BMJ Open

Development of a machine learning-based prediction model for extremely rapid decline in estimated glomerular filtration rate in patients with chronic kidney disease: a retrospective cohort study using a large data set from a hospital in Japan

View publication


Objectives Trajectories of estimated glomerular filtration rate (eGFR) decline vary highly among patients with chronic kidney disease (CKD). It is clinically important to identify patients who have high risk for eGFR decline. We aimed to identify clusters of patients with extremely rapid eGFR decline and develop a prediction model using a machine learning approach. Design Retrospective single-centre cohort study. Settings Tertiary referral university hospital in Toyoake city, Japan.
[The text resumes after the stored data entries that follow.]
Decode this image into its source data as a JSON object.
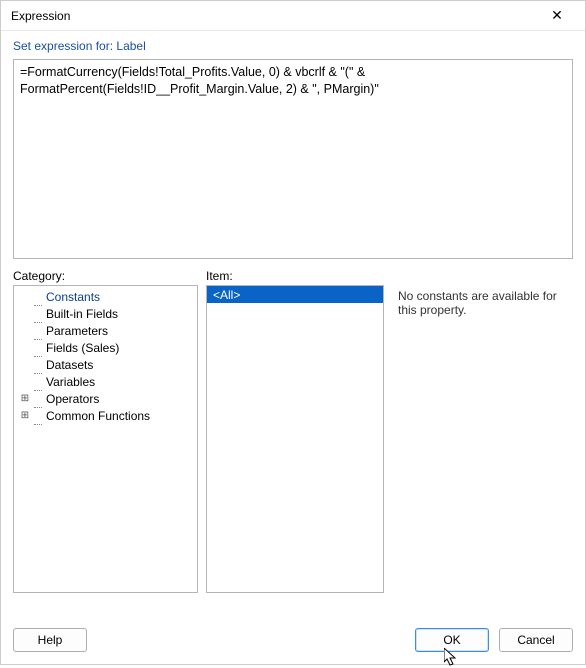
{
  "window": {
    "title": "Expression",
    "close_icon": "✕"
  },
  "header": {
    "prompt_prefix": "Set expression for: ",
    "target": "Label"
  },
  "expression": {
    "text": "=FormatCurrency(Fields!Total_Profits.Value, 0) & vbcrlf & \"(\" & FormatPercent(Fields!ID__Profit_Margin.Value, 2) & \", PMargin)\""
  },
  "labels": {
    "category": "Category:",
    "item": "Item:"
  },
  "category_tree": [
    {
      "label": "Constants",
      "expander": "",
      "selected": true
    },
    {
      "label": "Built-in Fields",
      "expander": "",
      "selected": false
    },
    {
      "label": "Parameters",
      "expander": "",
      "selected": false
    },
    {
      "label": "Fields (Sales)",
      "expander": "",
      "selected": false
    },
    {
      "label": "Datasets",
      "expander": "",
      "selected": false
    },
    {
      "label": "Variables",
      "expander": "",
      "selected": false
    },
    {
      "label": "Operators",
      "expander": "⊞",
      "selected": false
    },
    {
      "label": "Common Functions",
      "expander": "⊞",
      "selected": false
    }
  ],
  "items_list": [
    {
      "label": "<All>",
      "selected": true
    }
  ],
  "description": {
    "text": "No constants are available for this property."
  },
  "buttons": {
    "help": "Help",
    "ok": "OK",
    "cancel": "Cancel"
  }
}
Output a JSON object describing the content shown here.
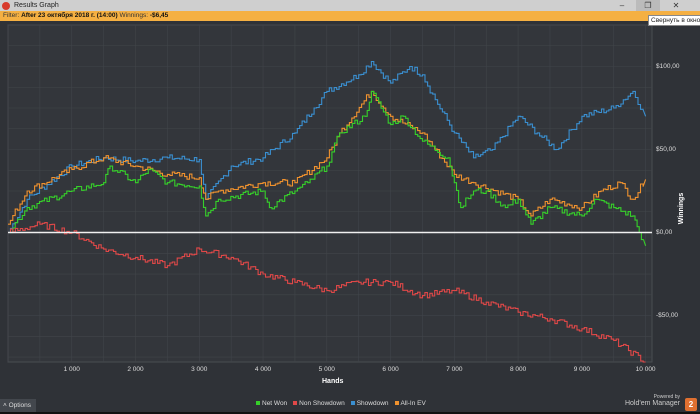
{
  "window": {
    "title": "Results Graph",
    "tooltip": "Свернуть в окно",
    "minimize": "–",
    "restore": "❐",
    "close": "✕"
  },
  "filter": {
    "label": "Filter:",
    "value": "After 23 октября 2018 г. (14:00)",
    "winnings_label": "Winnings:",
    "winnings_value": "-$6,45"
  },
  "chart_data": {
    "type": "line",
    "xlabel": "Hands",
    "ylabel": "Winnings",
    "xlim": [
      0,
      10100
    ],
    "ylim": [
      -78,
      125
    ],
    "x_ticks": [
      {
        "v": 1000,
        "label": "1 000"
      },
      {
        "v": 2000,
        "label": "2 000"
      },
      {
        "v": 3000,
        "label": "3 000"
      },
      {
        "v": 4000,
        "label": "4 000"
      },
      {
        "v": 5000,
        "label": "5 000"
      },
      {
        "v": 6000,
        "label": "6 000"
      },
      {
        "v": 7000,
        "label": "7 000"
      },
      {
        "v": 8000,
        "label": "8 000"
      },
      {
        "v": 9000,
        "label": "9 000"
      },
      {
        "v": 10000,
        "label": "10 000"
      }
    ],
    "y_ticks": [
      {
        "v": 100,
        "label": "$100,00"
      },
      {
        "v": 50,
        "label": "$50,00"
      },
      {
        "v": 0,
        "label": "$0,00"
      },
      {
        "v": -50,
        "label": "-$50,00"
      }
    ],
    "legend_position": "bottom",
    "series": [
      {
        "name": "Showdown",
        "color": "#3a8fd0",
        "points": [
          [
            0,
            0
          ],
          [
            300,
            20
          ],
          [
            1000,
            40
          ],
          [
            1500,
            45
          ],
          [
            2000,
            43
          ],
          [
            2500,
            45
          ],
          [
            3000,
            44
          ],
          [
            3100,
            20
          ],
          [
            3500,
            40
          ],
          [
            4000,
            45
          ],
          [
            4500,
            60
          ],
          [
            4800,
            75
          ],
          [
            5000,
            85
          ],
          [
            5500,
            95
          ],
          [
            5700,
            103
          ],
          [
            6000,
            90
          ],
          [
            6300,
            100
          ],
          [
            6500,
            95
          ],
          [
            6700,
            80
          ],
          [
            7000,
            60
          ],
          [
            7300,
            45
          ],
          [
            7600,
            50
          ],
          [
            8000,
            70
          ],
          [
            8300,
            60
          ],
          [
            8600,
            50
          ],
          [
            9000,
            70
          ],
          [
            9500,
            75
          ],
          [
            9800,
            85
          ],
          [
            10000,
            70
          ]
        ]
      },
      {
        "name": "All-In EV",
        "color": "#f0922e",
        "points": [
          [
            0,
            5
          ],
          [
            300,
            25
          ],
          [
            1000,
            38
          ],
          [
            1500,
            45
          ],
          [
            2000,
            40
          ],
          [
            2500,
            35
          ],
          [
            3000,
            33
          ],
          [
            3100,
            20
          ],
          [
            3300,
            25
          ],
          [
            4000,
            30
          ],
          [
            4500,
            30
          ],
          [
            5000,
            45
          ],
          [
            5200,
            60
          ],
          [
            5700,
            85
          ],
          [
            6000,
            70
          ],
          [
            6500,
            60
          ],
          [
            7000,
            35
          ],
          [
            7300,
            30
          ],
          [
            8000,
            20
          ],
          [
            8200,
            10
          ],
          [
            8500,
            20
          ],
          [
            9000,
            15
          ],
          [
            9300,
            25
          ],
          [
            9600,
            30
          ],
          [
            9800,
            20
          ],
          [
            10000,
            32
          ]
        ]
      },
      {
        "name": "Net Won",
        "color": "#36d02a",
        "points": [
          [
            0,
            0
          ],
          [
            300,
            15
          ],
          [
            1000,
            25
          ],
          [
            1500,
            30
          ],
          [
            1600,
            40
          ],
          [
            2000,
            30
          ],
          [
            2200,
            38
          ],
          [
            2500,
            30
          ],
          [
            3000,
            28
          ],
          [
            3100,
            10
          ],
          [
            3300,
            20
          ],
          [
            4000,
            25
          ],
          [
            4100,
            15
          ],
          [
            4500,
            25
          ],
          [
            4700,
            30
          ],
          [
            5000,
            40
          ],
          [
            5200,
            60
          ],
          [
            5600,
            70
          ],
          [
            5700,
            85
          ],
          [
            6000,
            65
          ],
          [
            6200,
            70
          ],
          [
            6500,
            55
          ],
          [
            6900,
            45
          ],
          [
            7000,
            30
          ],
          [
            7100,
            15
          ],
          [
            7300,
            25
          ],
          [
            7500,
            25
          ],
          [
            7800,
            15
          ],
          [
            8000,
            20
          ],
          [
            8200,
            5
          ],
          [
            8500,
            15
          ],
          [
            9000,
            10
          ],
          [
            9200,
            20
          ],
          [
            9500,
            15
          ],
          [
            9800,
            10
          ],
          [
            9900,
            0
          ],
          [
            10000,
            -8
          ]
        ]
      },
      {
        "name": "Non Showdown",
        "color": "#e04848",
        "points": [
          [
            0,
            0
          ],
          [
            500,
            5
          ],
          [
            1000,
            0
          ],
          [
            1500,
            -10
          ],
          [
            2000,
            -15
          ],
          [
            2500,
            -20
          ],
          [
            3000,
            -10
          ],
          [
            3500,
            -15
          ],
          [
            4000,
            -25
          ],
          [
            4500,
            -30
          ],
          [
            5000,
            -35
          ],
          [
            5500,
            -30
          ],
          [
            6000,
            -30
          ],
          [
            6500,
            -38
          ],
          [
            7000,
            -35
          ],
          [
            7500,
            -42
          ],
          [
            8000,
            -48
          ],
          [
            8500,
            -52
          ],
          [
            9000,
            -58
          ],
          [
            9500,
            -65
          ],
          [
            10000,
            -78
          ]
        ]
      }
    ]
  },
  "legend": [
    {
      "label": "Net Won",
      "color": "#36d02a"
    },
    {
      "label": "Non Showdown",
      "color": "#e04848"
    },
    {
      "label": "Showdown",
      "color": "#3a8fd0"
    },
    {
      "label": "All-In EV",
      "color": "#f0922e"
    }
  ],
  "options": {
    "label": "˄  Options"
  },
  "branding": {
    "powered": "Powered by",
    "product": "Hold'em Manager",
    "logo": "2"
  }
}
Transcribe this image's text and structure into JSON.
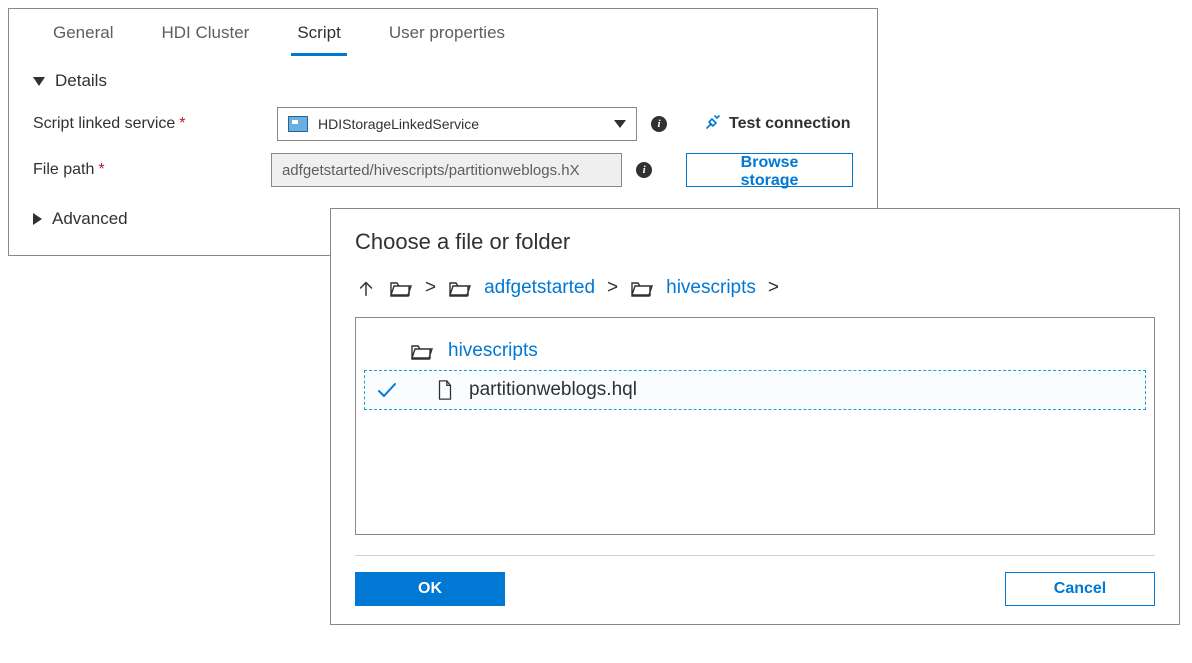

Participants A total of 5657 patients with CKD with baseline eGFR of 30 mL/min/1.73 m 2 and eGFR decline of ≥30% within 2 years. Primary outcome Our main outcome was extremely rapid eGFR decline. To study-complicated eGFR behaviours, we first applied a variation of group-based trajectory model, which can find trajectory clusters according to the slope of eGFR decline. Our model identified high-level trajectory groups according to baseline eGFR values and simultaneous trajectory clusters. For each group, we developed prediction models that classified the steepest eGFR decline, defined as extremely rapid eGFR decline compared with others in the same group, where we used the random forest algorithm with clinical parameters. Results Our clustering model first identified three high-level groups according to the baseline eGFR (G1, high GFR, 99.7±19.0; G2, intermediate GFR, 62.9±10.3 and G3, low GFR, 43.7±7.8); our model simultaneously found three eGFR trajectory clusters for each group, resulting in nine clusters with different slopes of eGFR decline. The areas under the curve for classifying the extremely rapid eGFR declines in the G1, G2 and G3 groups were 0.69 (95% CI, 0.63 to 0.76), 0.71 (95% CI 0.69 to 0.74) and 0.79 (95% CI 0.75 to 0.83), respectively. The random forest model identified haemoglobin, albumin and C reactive protein as important characteristics. Conclusions The random forest model could be useful in identifying patients with extremely rapid eGFR decline. Trial registration UMIN 000037476; This study was registered with the UMIN Clinical Trials Registry.